Remix.run Logo
saidnooneever 3 hours ago

the catting issue might be more an implementation of bzip program problem than algorithm (it could expect an array of compressed files). that would only be impossible if the program cannot reason about the length of data from file header, which again is technically not something about compression algo but rather file format its carried through.

that being said, speed is important for compression so for systems like webservers etc its an easy sell ofc. very strong point (and smarter implementation in programs) for gzip

nine_k 3 hours ago | parent | next [-]

Bzip2 is great for files that are compressed once, get decompressed many times, and the size is important. A good example is a software release.

pocksuppet 2 hours ago | parent [-]

So is xz, or zstd, and the files are smaller. bzip2 disappeared from software releases when xz was widely available. gzip often remains, as the most compatible option, the FAT32 of compression algorithms.

joecool1029 3 hours ago | parent | prev [-]

> the catting issue might be more an implementation of bzip program problem than algorithm (it could expect an array of compressed files). that would only be impossible if the program cannot reason about the length of data from file header, which again is technically not something about compression algo but rather file format its carried through.

Long comment to just say: ‘I have no idea about what I’m writing about’

These compression algorithms do not have anything to do with filesystem structure. Anyway the reason you can’t cat together parts of bzip2 but you can with zstd (and gzip) is because zstd does everything in frames and everything in those frames can be decompressed separately (so you can seek and decompress parts). Bzip2 doesn’t do that.

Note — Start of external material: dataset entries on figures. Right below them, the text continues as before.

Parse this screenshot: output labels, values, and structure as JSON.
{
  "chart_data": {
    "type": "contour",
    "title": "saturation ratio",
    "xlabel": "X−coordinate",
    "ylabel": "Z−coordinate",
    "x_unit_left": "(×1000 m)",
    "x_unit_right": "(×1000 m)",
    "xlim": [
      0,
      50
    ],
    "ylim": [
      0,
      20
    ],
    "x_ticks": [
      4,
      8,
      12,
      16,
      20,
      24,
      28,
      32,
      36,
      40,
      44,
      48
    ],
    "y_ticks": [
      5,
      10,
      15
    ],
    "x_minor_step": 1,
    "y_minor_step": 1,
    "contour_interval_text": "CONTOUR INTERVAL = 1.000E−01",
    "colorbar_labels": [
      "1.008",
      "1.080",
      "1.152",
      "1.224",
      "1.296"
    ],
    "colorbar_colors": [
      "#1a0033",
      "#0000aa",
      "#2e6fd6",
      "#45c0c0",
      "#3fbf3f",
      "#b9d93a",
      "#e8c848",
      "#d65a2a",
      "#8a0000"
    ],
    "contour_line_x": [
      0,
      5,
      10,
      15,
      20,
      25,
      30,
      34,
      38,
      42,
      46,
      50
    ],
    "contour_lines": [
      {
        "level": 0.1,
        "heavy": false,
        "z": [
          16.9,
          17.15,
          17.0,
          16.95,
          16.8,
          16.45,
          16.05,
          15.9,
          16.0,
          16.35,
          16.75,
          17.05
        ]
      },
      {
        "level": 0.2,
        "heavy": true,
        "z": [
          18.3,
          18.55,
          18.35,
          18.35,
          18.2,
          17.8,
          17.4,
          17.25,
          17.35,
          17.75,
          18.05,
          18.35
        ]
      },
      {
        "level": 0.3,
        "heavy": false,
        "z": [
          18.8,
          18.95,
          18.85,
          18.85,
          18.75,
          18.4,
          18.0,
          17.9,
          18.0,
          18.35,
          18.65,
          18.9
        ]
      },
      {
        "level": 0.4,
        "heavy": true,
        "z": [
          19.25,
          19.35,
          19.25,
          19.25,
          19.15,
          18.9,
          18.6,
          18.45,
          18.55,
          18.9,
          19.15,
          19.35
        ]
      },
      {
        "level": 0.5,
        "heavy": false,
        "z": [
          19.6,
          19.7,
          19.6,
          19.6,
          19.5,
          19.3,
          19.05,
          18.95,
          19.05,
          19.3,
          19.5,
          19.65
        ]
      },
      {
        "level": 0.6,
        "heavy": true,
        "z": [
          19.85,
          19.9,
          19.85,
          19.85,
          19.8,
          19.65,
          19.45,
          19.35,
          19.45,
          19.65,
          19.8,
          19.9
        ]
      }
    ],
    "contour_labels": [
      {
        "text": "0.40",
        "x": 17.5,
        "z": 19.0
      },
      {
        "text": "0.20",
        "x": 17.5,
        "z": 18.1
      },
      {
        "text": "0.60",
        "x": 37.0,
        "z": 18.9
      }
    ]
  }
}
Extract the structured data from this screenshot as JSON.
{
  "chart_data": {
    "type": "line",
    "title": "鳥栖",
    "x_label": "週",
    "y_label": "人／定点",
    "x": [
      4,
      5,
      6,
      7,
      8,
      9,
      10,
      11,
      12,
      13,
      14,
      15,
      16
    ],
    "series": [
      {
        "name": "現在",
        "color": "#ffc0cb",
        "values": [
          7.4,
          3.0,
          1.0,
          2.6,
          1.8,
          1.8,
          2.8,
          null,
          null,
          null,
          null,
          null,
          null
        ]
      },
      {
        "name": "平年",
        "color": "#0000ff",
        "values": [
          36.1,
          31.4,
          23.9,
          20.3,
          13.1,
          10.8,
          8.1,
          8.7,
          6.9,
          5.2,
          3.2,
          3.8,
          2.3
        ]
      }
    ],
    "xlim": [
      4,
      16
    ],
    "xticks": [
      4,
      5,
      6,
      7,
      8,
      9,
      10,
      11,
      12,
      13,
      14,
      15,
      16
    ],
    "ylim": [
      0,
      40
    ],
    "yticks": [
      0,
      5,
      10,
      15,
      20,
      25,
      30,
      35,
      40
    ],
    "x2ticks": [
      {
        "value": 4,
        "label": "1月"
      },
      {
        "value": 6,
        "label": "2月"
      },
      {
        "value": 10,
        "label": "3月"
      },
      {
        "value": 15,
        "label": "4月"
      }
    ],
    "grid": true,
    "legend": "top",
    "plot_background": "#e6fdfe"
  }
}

So like, another place bzip2 sucks ass is working with large archives because you need to seek the entire archive before you can decompress it and it makes situations without parity data way more likely to cause dataloss of the whole archive. Really, don’t use it unless you have a super specific use case and know the tradeoffs, for the average person it was great when we would spend the time compressing to save the time sending over dialup.